There are many different ways to find your calling. For Elizabeth Metzger, it was as easy as stopping by to visit her husband at work.
When her husband started at New York Life in El Paso, Texas, in 2008, Metzger, pregnant with the couple's third child, would often visit. She'd usually end up staying a while, helping him with client presentations and other tasks. Eventually, someone offered her a job.
"It was very nonchalant, like, 'Oh, we'll see how it works out,'" she says.
It definitely worked out. Three years after starting her career, Metzger owns Crown Wealth Strategies, a wealth-management firm that provides high-net-worth clients with investment and insurance strategies. She's ranked in the top 100 of New York Life's 14,000 financial advisors and is No. 1 in El Paso. She's won a laundry list of awards from the company, too, including New Org of the Year just nine months after starting with New York Life, and Agent of the Year — twice, something a woman had never done before.
What's the secret to her success? Metzger says she takes the time to build trusting relationships with her clients and then works to educate them on how they can achieve their specific goals. "Nothing happens unless you create a relationship, build trust and then align their goals with what you can offer," she says. "That's the only way to sell."
Building relationships
Metzger works primarily with affluent business owners and physicians. It's a market she chose because it's one she understands well. "I come from an entrepreneurial family," she says. "And when you understand that mindset and you really understand that kind of individual, then it's easy."
When it comes to prospects, Metzger's are "found and cultivated through the power of observation," she says. She's a member of many professional and community associations and makes a point of attending a lot of the same social events as her clients and their friends, so she's often introduced to new prospects that way.
That doesn't mean she starts selling to them right away, though. "It's important for me to create a kind of comfort level with the client," she says. "Once someone knows me, I ask if they'd like to go get a cup of coffee and talk."

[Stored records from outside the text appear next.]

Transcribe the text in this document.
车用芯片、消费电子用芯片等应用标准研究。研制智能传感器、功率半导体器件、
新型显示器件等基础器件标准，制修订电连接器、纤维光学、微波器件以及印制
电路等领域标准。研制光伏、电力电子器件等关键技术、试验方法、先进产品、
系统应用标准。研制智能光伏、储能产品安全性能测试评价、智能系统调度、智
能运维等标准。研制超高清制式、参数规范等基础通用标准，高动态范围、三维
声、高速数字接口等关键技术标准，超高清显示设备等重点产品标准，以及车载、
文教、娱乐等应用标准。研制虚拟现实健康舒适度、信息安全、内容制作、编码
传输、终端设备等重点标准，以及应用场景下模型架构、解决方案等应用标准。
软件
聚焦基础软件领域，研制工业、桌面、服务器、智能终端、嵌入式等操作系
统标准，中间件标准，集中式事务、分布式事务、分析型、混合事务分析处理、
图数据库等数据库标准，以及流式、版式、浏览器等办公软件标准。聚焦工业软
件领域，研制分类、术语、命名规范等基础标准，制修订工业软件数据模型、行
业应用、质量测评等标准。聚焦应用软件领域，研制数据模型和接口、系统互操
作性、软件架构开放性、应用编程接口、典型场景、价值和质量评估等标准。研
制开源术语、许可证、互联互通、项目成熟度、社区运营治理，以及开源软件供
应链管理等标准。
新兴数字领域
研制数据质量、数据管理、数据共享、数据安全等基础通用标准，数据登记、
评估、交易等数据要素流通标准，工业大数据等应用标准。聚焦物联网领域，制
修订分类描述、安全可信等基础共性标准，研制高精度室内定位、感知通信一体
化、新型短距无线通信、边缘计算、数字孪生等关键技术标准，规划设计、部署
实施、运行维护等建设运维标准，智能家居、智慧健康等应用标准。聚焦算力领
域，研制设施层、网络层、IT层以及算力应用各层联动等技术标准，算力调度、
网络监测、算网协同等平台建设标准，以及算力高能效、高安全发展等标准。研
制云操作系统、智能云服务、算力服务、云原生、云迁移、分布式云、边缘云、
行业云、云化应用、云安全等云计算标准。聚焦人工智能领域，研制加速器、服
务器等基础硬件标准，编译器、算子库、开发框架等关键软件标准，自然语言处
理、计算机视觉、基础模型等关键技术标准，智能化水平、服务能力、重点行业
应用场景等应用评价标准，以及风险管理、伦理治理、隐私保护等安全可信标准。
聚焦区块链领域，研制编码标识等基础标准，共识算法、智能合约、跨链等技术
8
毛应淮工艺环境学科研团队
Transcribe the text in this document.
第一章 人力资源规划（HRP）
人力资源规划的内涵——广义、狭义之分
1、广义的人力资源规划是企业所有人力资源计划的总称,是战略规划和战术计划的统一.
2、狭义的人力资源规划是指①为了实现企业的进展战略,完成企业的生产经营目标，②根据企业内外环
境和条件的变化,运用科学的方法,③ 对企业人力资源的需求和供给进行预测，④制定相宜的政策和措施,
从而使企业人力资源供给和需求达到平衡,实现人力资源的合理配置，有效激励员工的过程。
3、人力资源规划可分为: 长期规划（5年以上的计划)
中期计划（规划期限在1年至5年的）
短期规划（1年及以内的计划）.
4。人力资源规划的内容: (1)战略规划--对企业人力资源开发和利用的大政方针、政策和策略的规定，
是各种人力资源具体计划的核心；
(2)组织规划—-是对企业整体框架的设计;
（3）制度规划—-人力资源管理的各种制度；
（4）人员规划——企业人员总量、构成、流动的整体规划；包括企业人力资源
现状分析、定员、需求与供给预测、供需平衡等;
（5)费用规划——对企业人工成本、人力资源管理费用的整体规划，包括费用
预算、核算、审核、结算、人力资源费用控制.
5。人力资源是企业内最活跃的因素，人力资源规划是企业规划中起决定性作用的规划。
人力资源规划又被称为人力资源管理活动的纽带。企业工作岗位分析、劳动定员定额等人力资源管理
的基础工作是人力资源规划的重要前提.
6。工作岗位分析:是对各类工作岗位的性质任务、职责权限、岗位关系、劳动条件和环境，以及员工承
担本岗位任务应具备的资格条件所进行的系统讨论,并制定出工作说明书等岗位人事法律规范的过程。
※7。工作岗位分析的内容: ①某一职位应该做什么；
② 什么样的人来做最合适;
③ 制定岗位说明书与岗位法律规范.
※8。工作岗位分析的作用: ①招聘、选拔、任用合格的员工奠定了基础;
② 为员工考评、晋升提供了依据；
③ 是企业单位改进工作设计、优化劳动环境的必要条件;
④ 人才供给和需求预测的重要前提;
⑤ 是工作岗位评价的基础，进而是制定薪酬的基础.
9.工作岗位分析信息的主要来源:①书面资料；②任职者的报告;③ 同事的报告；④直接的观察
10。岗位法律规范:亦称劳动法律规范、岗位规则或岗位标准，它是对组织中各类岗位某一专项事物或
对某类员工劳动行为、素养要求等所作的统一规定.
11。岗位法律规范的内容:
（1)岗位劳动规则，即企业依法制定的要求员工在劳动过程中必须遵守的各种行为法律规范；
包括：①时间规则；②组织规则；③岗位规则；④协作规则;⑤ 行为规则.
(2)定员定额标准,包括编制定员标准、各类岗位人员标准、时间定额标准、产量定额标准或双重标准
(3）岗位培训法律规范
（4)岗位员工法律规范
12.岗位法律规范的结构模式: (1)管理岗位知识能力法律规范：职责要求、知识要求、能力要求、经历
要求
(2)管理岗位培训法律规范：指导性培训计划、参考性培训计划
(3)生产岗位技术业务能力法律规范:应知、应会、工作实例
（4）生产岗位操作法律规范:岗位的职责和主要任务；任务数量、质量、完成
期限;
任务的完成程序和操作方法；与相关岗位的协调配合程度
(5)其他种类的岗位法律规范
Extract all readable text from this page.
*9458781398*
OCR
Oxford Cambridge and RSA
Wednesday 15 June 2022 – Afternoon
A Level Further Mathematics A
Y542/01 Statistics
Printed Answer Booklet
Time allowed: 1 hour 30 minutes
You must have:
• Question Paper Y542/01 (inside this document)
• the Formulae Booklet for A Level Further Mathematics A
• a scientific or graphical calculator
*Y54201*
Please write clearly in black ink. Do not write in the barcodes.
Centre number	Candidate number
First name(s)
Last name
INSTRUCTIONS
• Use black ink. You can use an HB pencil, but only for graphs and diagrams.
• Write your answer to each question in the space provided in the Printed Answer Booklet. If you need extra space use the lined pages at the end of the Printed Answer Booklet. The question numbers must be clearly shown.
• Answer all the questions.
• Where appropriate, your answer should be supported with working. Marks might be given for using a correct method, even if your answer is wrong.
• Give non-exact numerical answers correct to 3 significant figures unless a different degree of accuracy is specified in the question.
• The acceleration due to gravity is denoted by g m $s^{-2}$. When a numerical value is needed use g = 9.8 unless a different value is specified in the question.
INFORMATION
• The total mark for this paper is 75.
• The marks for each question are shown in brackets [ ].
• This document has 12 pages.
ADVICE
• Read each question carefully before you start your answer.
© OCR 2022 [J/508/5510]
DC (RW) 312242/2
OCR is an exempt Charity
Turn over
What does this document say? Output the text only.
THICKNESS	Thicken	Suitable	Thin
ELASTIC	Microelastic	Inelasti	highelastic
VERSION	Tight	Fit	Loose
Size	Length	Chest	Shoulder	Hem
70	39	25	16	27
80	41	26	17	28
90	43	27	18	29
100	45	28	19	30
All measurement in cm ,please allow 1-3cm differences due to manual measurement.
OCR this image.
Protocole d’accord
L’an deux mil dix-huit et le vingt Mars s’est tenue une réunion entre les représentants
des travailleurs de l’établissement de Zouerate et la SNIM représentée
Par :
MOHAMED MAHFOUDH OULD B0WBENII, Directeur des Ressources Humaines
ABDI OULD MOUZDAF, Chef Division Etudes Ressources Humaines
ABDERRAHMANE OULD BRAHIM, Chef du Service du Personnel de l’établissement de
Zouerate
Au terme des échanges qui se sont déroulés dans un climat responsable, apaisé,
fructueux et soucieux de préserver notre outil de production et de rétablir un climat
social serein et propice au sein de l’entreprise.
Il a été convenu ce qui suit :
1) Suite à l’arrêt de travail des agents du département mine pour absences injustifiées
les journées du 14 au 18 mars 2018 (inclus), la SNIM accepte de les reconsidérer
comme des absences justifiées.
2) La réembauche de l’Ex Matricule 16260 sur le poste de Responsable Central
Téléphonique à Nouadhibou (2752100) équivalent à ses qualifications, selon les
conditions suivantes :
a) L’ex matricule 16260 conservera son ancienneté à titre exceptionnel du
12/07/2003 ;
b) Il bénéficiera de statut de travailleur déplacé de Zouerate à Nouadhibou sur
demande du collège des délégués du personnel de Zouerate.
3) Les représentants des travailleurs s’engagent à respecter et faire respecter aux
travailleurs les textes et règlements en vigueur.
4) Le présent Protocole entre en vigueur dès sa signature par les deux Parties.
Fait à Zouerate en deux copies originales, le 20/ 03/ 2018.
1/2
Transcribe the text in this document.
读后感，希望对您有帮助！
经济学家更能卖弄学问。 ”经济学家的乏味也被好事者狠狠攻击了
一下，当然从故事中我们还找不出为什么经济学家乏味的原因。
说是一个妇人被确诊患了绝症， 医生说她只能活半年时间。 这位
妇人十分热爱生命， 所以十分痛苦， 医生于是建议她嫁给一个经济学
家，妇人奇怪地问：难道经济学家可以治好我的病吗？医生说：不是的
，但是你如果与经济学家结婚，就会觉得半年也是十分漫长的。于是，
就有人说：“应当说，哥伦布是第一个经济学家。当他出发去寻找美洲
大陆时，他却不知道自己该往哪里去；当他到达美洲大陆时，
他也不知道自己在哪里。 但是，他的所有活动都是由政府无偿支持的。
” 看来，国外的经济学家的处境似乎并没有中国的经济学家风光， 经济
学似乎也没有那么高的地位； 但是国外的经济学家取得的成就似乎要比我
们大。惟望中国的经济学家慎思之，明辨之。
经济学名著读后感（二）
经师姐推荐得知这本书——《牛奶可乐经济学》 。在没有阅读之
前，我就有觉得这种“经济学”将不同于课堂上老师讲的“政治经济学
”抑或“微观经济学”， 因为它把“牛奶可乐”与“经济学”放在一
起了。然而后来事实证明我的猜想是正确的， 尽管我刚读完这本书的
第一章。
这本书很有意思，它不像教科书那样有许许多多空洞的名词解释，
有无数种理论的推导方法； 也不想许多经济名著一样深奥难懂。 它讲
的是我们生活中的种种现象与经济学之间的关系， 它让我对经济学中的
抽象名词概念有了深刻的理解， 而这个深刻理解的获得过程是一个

But she doesn't use that coffee chat to pitch products either. Instead, Metzger briefly explains what she does and then lets the client talk. "Almost every time, I say, 'We work on three different processes: Tax efficiency, wealth accumulation and estate planning,'" she says. "And then I close my mouth and listen to what they want. The longer that you spend pitching yourself, nothing's going to happen. They're not interested in you."